Auf dem Taksim-Platz hatten zuvor Zehntausende friedlich gegen die Regierung protestiert. Nach Angaben von Augenzeugen herrschte Feierstimmung. Viele Menschen hätten selbst gemalte Plakate, auf denen sie Erdogan und seine islamisch-konservative Partei kritisierten oder veralberten, gezeigt. Die Polizei habe sich zurückgehalten.

Gül versucht Deeskalation

Zusammenstöße wurden in der Nacht auch aus anderen Städten gemeldet. Aktivisten und türkische Medien berichteten, in der östlichen Stadt Tunceli habe die Polizei sich schwere Straßenkämpfe mit Demonstranten geliefert. Die Polizei habe Tränengas und Gummigeschosse eingesetzt.

Der Sender CNN Türk berichtet, in Izmir habe die Polizei 16 Menschen festgenommen, weil diese sich auf Twitter geäußert hätten. Die eine Zeitung berichtet zudem, dass in Ankara ein Iraner festgenommen worden sei, der verdächtigt werde, zu Protesten aufgestachelt zu haben.

Am Dienstag, dem fünftem Tag der landesweiten Protestwelle, hatte sich die türkische Regierung erstmals um Deeskalation bemüht. Vizeregierungschef Bülent Arinc entschuldigte sich nach einem Treffen mit Staatspräsident Abdullah Gül für die Polizeigewalt gegen friedliche Demonstranten im Istanbuler Gezi-Park. An diesem Einsatz hatten sich die Proteste entzündet, bei denen bisher mindestens zwei Menschen getötet mehr als 2300 weitere verletzt wurden.

Westerwelle: "Zeitpunkt, sich zu beweisen"

Inzwischen richten sich die Demonstranten vor allem gegen den als immer autoritärer empfundenen Kurs Erdogans, der Extremisten für die Demonstrationen verantwortlich gemacht hatte. Vize-Regierungschef Arinc warnte, die Protestierer sollten sich nicht mit illegalen Gruppen einlassen. Arinc will heute mit Vertretern der Demonstranten zusammenkommen berichtet CNN Türk. Erdogan selbst ließ sich von den Protesten in seiner Heimat nicht von einer Arabien-Reise abbringen.

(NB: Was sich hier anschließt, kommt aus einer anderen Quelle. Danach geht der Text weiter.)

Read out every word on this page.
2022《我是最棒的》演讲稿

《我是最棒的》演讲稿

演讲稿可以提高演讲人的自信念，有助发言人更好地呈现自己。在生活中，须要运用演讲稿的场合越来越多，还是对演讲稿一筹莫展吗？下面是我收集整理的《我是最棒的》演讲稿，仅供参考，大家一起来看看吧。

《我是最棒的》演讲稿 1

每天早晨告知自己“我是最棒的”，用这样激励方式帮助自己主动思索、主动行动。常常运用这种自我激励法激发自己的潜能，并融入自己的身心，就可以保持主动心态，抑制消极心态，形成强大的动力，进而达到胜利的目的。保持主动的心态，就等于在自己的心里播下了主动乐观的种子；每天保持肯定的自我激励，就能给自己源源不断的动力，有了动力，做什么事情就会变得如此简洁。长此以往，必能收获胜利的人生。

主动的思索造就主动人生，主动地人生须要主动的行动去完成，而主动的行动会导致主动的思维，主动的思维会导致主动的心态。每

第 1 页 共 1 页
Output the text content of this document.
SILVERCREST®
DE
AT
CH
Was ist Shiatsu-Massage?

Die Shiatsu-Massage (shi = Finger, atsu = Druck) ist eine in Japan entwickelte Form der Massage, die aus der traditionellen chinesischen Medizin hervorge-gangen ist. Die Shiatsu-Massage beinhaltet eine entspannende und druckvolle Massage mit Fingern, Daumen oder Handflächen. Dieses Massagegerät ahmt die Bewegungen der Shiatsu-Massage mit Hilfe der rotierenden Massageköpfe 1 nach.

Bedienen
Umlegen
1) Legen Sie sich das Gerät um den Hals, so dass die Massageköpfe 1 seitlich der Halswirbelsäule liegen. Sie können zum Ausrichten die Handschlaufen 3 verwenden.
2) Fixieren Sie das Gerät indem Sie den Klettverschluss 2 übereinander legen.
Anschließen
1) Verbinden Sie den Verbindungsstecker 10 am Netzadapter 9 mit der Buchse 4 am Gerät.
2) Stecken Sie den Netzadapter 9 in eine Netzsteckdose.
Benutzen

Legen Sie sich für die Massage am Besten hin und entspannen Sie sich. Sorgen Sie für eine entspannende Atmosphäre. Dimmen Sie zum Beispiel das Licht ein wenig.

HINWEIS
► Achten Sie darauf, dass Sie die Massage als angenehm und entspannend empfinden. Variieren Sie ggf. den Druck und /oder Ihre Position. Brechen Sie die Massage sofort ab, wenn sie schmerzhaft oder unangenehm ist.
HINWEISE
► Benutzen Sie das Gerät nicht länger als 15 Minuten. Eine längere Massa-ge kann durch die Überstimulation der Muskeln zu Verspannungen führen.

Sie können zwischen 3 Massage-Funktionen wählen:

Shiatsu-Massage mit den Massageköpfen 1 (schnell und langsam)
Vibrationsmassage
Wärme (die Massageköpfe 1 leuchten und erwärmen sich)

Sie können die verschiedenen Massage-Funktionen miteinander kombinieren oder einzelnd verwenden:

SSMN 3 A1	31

Bundesaußenminister Guido Westerwelle sieht in der Protestwelle in der Türkei eine Bewährungsprobe für Erdogan. "Jetzt ist der Zeitpunkt, an dem die türkische Regierung beweisen kann und muss, dass sie es mit der Modernisierung der Türkei ernst meint", sagte Westerwelle. Die Proteste zeigten, dass es dort "in zunehmendem Maße eine lebendige Zivilgesellschaft gibt", die ihre Stimme erhebe und ihre Rechte einfordere. Eine erfolgreiche und moderne Türkei sollte sich "auch durch das gelebte Bekenntnis zu Pluralismus und Bürgerrechten beweisen" und nicht nur durch wirtschaftliche Dynamik glänzen.